Hoping for Love
My friend Alan Jacobs, a traditional sort of Anglican Christian, wrote this the day after the Obergefell ruling:
Perhaps I am soft on sin, or otherwise deficient in serious Christian formation — actually, it’s certain that I am — but in any case I could not help being moved by many of the scenes yesterday of gay people getting married, even right here in Texas. I hope that many American gays and lesbians choose marriage over promiscuity, and I hope those who marry stay married, and flourish.
I know what he’s saying. I felt that too.
But I was thinking more today, What is that experience? For those of us like me who hold to a Christian view of marriage that contradicts the SCOTUS definition, what does it mean to be moved by scenes of gay marriage?

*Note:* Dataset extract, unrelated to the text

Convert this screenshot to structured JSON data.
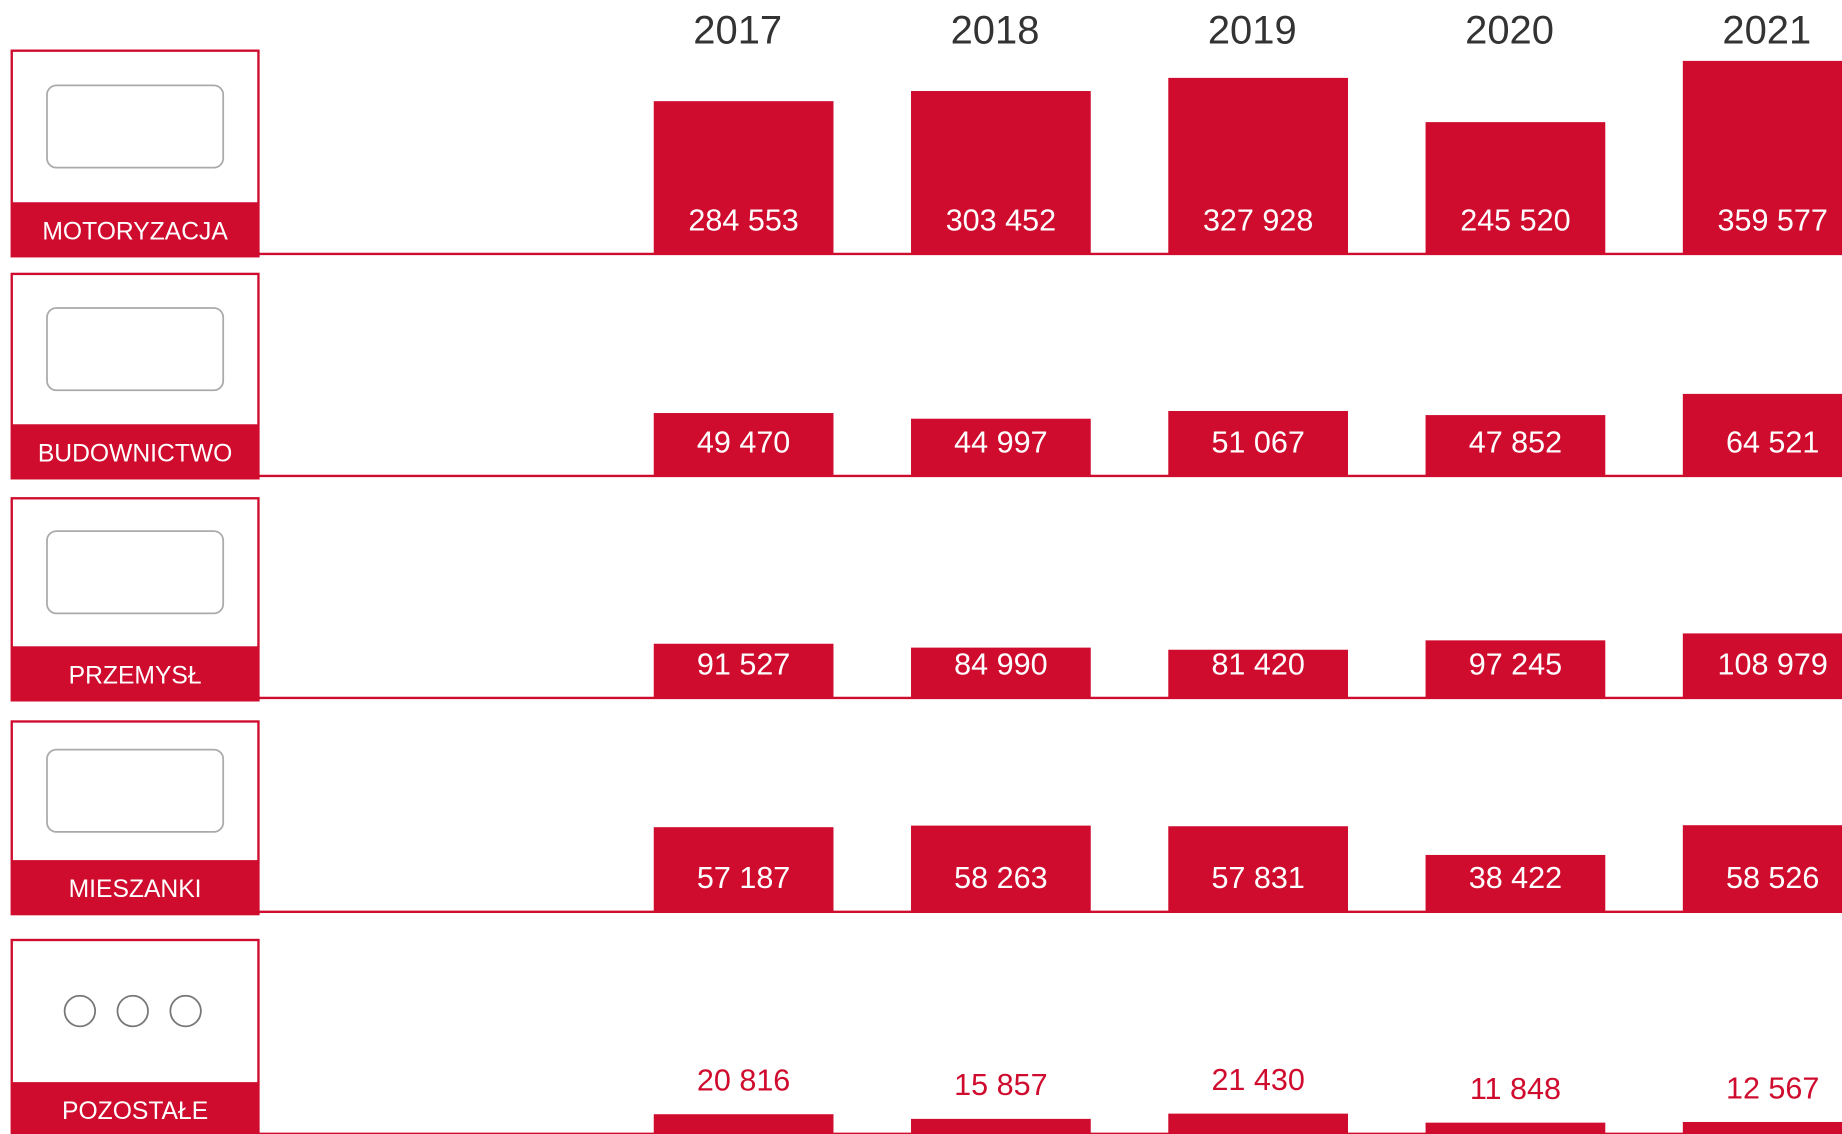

Well, for starters—and I’m speaking for myself here, not necessarily for Alan—I think that for many, many (not all) gay people in America today, the options have not been (1) belong to a healthy, vibrant Christian community in which celibacy is held in high esteem and deep spiritual friendships with members of the same sex and opportunities for loving service and hospitality abound or (2) be in a romantic relationship with a partner of the same sex. That has not been the choice facing many gay and lesbian people. Instead, for many (not all) today, the options have been (1) be ostracized (or worse) in church and effectively live without meaningful same-sex closeness of any kind or (2) be in a romantic relationship with a partner of the same sex. Listen, readers, this is the reality for many gay people who have had a brush with the Christian church in recent years:
So many people have been told (explicitly) that they aren’t welcome, treated as problems rather than persons. They’ve been disowned, had their trust betrayed and their confidences exposed, been kicked out of their homes and their churches, threatened with expulsion. They’ve listened as preachers proclaimed that people like them were destroying the church, that their desires were uniquely and Satanically destructive, that homosexuality by its nature cut them off from God; that their only hope for a faithful Christian life was to repent of their homosexuality, become straight, and get married. All by Christians who claimed that their actions were the result of their faith in Jesus.And often this abuse—I know labels can obscure complexity but in this case I think naming the abuse is important—is inflicted on people who are trying to live out the full Christian sexual ethic. The treatment they receive would be unjustifiable even if (and even when) they reject Christian teaching on homosexuality, but what’s sort of amazing is that simply self-identifying as gay or even “struggling with same-sex attraction” will earn you condemnation and shame in many Christian communities. Your shame is treated as a sign of faith; any hints of self-acceptance are treated as rejection of God. It should come as little surprise that many of the people who receive this mistreatment eventually reject (what I believe to be) the Christian sexual ethic, and often reject Christianity entirely.
So, I think part of the reason I got a lump in my throat on Friday as I was scrolling through news feeds and seeing gay friends’ pictures pop up on Facebook and Twitter is because I know that for so many of these people, the alternative to their current jubilation has been a gulf of loneliness and marginalization. I persist in believing in the traditional Christian picture of marriage—what G. K. Chesterton once called a “triangle of truisms,” i.e., “father, mother and child”—but I know that when many people depart from it, they’re doing so after undergoing a significant amount of ill-treatment.
And that brings me to the other thing I want to say. The so-called Great Tradition of the Christian faith, the ecumenical mainstream, if you like, has always held, since the earliest days of the apostles (see the infamous Romans 1 passage of St. Paul), that sexual coupling between members of the same sex is immoral. But that traditional teaching has focused its condemnation on the sex acts themselves, not on the legitimate human desire for closeness that may or may not accompany those acts. In other words, traditional Christian teaching has said that gay sex misses the mark of the Creator’s design of human bodies and of marriage: it takes something intended for procreation and male-and-female spousal bonding and care and makes it about something else. (This was the point of Melinda Selmys’ recent post on concubinage.) But that same teaching certainly isn’t condemning all the things about “gay culture” that give us those weepy chills when we see them at their best. Historic Christianity certainly isn’t saying that gay people themselves or their partners are somehow irretrievably perverse and that all their longings and loves are any further removed from God’s design than their heterosexual neighbors’ are.